Corroborating these occurrences, Dr Mustapha Jibril, Commissioner for Health in Niger State, said Nigeria ranked second where women die from complications of pregnancy.
He admitted that poverty and ignorance play major roles in maternal death.
“A poor person is very unlikely to get education or have money to go to the hospital for antenatal and early child marriage also contribute to high maternal mortality and virginal fistula.
“A lot can be done to improve maternal health in Nigeria just as the Minister of Health, Prof. Isaac Adewole, is doing by revitalising Primary Healthcare system in the country,” he said.
Dr Charles Agugua, a gynecologist with a private hospital in Abuja, also expressed concern that poverty had prevented many women from getting proper and adequate medical attention.

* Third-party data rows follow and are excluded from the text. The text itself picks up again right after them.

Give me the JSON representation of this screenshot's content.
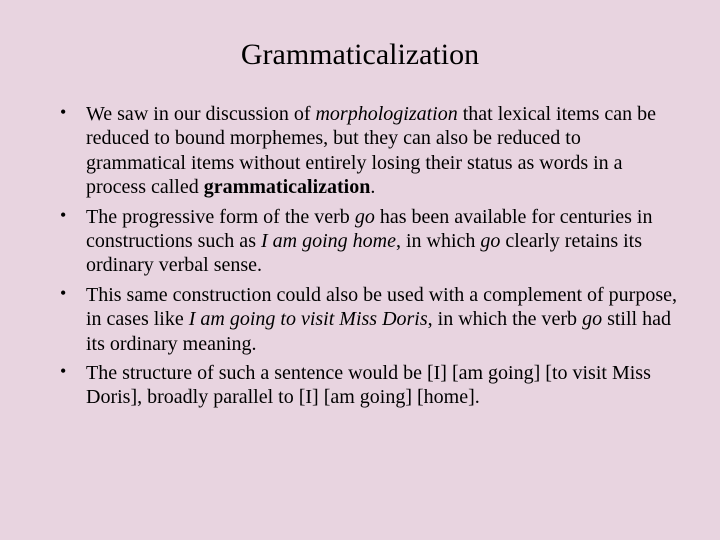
{
  "background_color": "#e8d4e0",
  "text_color": "#000000",
  "font_family": "Times New Roman",
  "title": {
    "text": "Grammaticalization",
    "fontsize": 30
  },
  "body_fontsize": 20,
  "bullets": [
    {
      "segments": [
        {
          "text": "We saw in our discussion of ",
          "style": "normal"
        },
        {
          "text": "morphologization",
          "style": "italic"
        },
        {
          "text": " that lexical items can be reduced to bound morphemes, but they can also be reduced to grammatical items without entirely losing their status as words in a process called ",
          "style": "normal"
        },
        {
          "text": "grammaticalization",
          "style": "bold"
        },
        {
          "text": ".",
          "style": "normal"
        }
      ]
    },
    {
      "segments": [
        {
          "text": "The progressive form of the verb ",
          "style": "normal"
        },
        {
          "text": "go",
          "style": "italic"
        },
        {
          "text": " has been available for centuries in constructions such as ",
          "style": "normal"
        },
        {
          "text": "I am going home",
          "style": "italic"
        },
        {
          "text": ", in which ",
          "style": "normal"
        },
        {
          "text": "go",
          "style": "italic"
        },
        {
          "text": " clearly retains its ordinary verbal sense.",
          "style": "normal"
        }
      ]
    },
    {
      "segments": [
        {
          "text": "This same construction could also be used with a complement of purpose, in cases like ",
          "style": "normal"
        },
        {
          "text": "I am going to visit Miss Doris",
          "style": "italic"
        },
        {
          "text": ", in which the verb ",
          "style": "normal"
        },
        {
          "text": "go",
          "style": "italic"
        },
        {
          "text": " still had its ordinary meaning.",
          "style": "normal"
        }
      ]
    },
    {
      "segments": [
        {
          "text": "The structure of such a sentence would be [I] [am going] [to visit Miss Doris], broadly parallel to [I] [am going] [home].",
          "style": "normal"
        }
      ]
    }
  ]
}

He also identified poverty as a major barrier to human development, noting that high level poverty had limited people’s bid, especially women to have access to quality healthcare.

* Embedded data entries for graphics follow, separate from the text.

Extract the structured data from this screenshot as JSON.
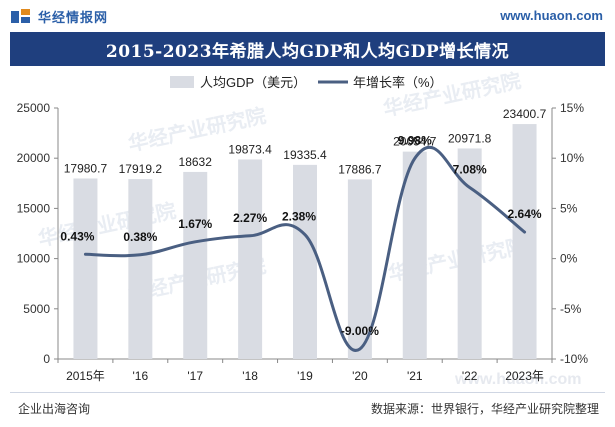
{
  "header": {
    "logo_text": "华经情报网",
    "site_url": "www.huaon.com"
  },
  "footer": {
    "left_text": "企业出海咨询",
    "right_text": "数据来源：世界银行，华经产业研究院整理"
  },
  "watermarks": [
    "华经产业研究院",
    "华经产业研究院",
    "华经产业研究院",
    "华经产业研究院",
    "华经产业研究院"
  ],
  "watermark_bottom": "www.huaon.com",
  "colors": {
    "header_blue": "#1f3f7e",
    "bar": "#d9dce3",
    "line": "#4a5f82",
    "grid": "#e6e8ec"
  },
  "chart_data": {
    "type": "bar+line",
    "title": "2015-2023年希腊人均GDP和人均GDP增长情况",
    "categories": [
      "2015年",
      "'16",
      "'17",
      "'18",
      "'19",
      "'20",
      "'21",
      "'22",
      "2023年"
    ],
    "series": [
      {
        "name": "人均GDP（美元）",
        "type": "bar",
        "axis": "left",
        "values": [
          17980.7,
          17919.2,
          18632,
          19873.4,
          19335.4,
          17886.7,
          20654.7,
          20971.8,
          23400.7
        ],
        "labels": [
          "17980.7",
          "17919.2",
          "18632",
          "19873.4",
          "19335.4",
          "17886.7",
          "20654.7",
          "20971.8",
          "23400.7"
        ]
      },
      {
        "name": "年增长率（%）",
        "type": "line",
        "axis": "right",
        "values": [
          0.43,
          0.38,
          1.67,
          2.27,
          2.38,
          -9.0,
          9.98,
          7.08,
          2.64
        ],
        "labels": [
          "0.43%",
          "0.38%",
          "1.67%",
          "2.27%",
          "2.38%",
          "-9.00%",
          "9.98%",
          "7.08%",
          "2.64%"
        ]
      }
    ],
    "y_left": {
      "min": 0,
      "max": 25000,
      "ticks": [
        0,
        5000,
        10000,
        15000,
        20000,
        25000
      ],
      "tick_labels": [
        "0",
        "5000",
        "10000",
        "15000",
        "20000",
        "25000"
      ]
    },
    "y_right": {
      "min": -10,
      "max": 15,
      "ticks": [
        -10,
        -5,
        0,
        5,
        10,
        15
      ],
      "tick_labels": [
        "-10%",
        "-5%",
        "0%",
        "5%",
        "10%",
        "15%"
      ]
    },
    "legend_position": "top-center",
    "grid": false
  }
}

“More so, Nigeria is reported to have one of the highest occurrences of maternal mortality in the world with figures ranging from 704 to 1,500 maternal deaths per 100,000 live births.
He called for focused strategy that would enable pregnant women with complications have access to the medical interventions of emergency obstetrical care.
The expert also called for the upgrading of rural health centers and referral hospitals and stocked them with the necessary drugs and equipment to boost their effort in carrying out obstetrical services.
He also stressed the need to train health workers and develop strong referral systems between communities and health care facilities to check delays in cases that posed threat to life.
He advised government to establish supportive policies that would help the system work better and faster.
Available reports indicate that more than 70 per cent of maternal deaths in Nigeria are due to five major complications: haemorrhage, infection, unsafe abortion, hypertensive disease of pregnancy and obstructed labour.
Also, poor access to and utilisation of quality reproductive health services contribute significantly to the high maternal mortality level in Nigeria.
Figures based on the results of the 1999 Multiple Indicators Cluster Survey show a wide variation from 166 per 100,000 live births in the south-western part of the country to 1,549 per 100,000 live births in the north-eastern part, with a national average of 704 deaths per 100,000 live births.
Nevertheless, stakeholders insist that strategies need to be more appropriately focused to enable pregnant women to have access to emergency obstetrical care.
According to them, appropriate authorities ought to train cadres of health workers and develop strong referral systems between communities and health care facilities, since delays in care can be life-threatening.
They recommend that there is need for skilled attendants to be well remunerated in order to improve performance and efficiency.
They also note that Ministries of Health has roles to play in strengthening its health care systems and addressing inequality.
They, therefore, plead with governments to improve the health sector, especially maternal health, without which many pregnant women will continue to face the problem of access to healthcare that may increase the prevalence of maternal mortality.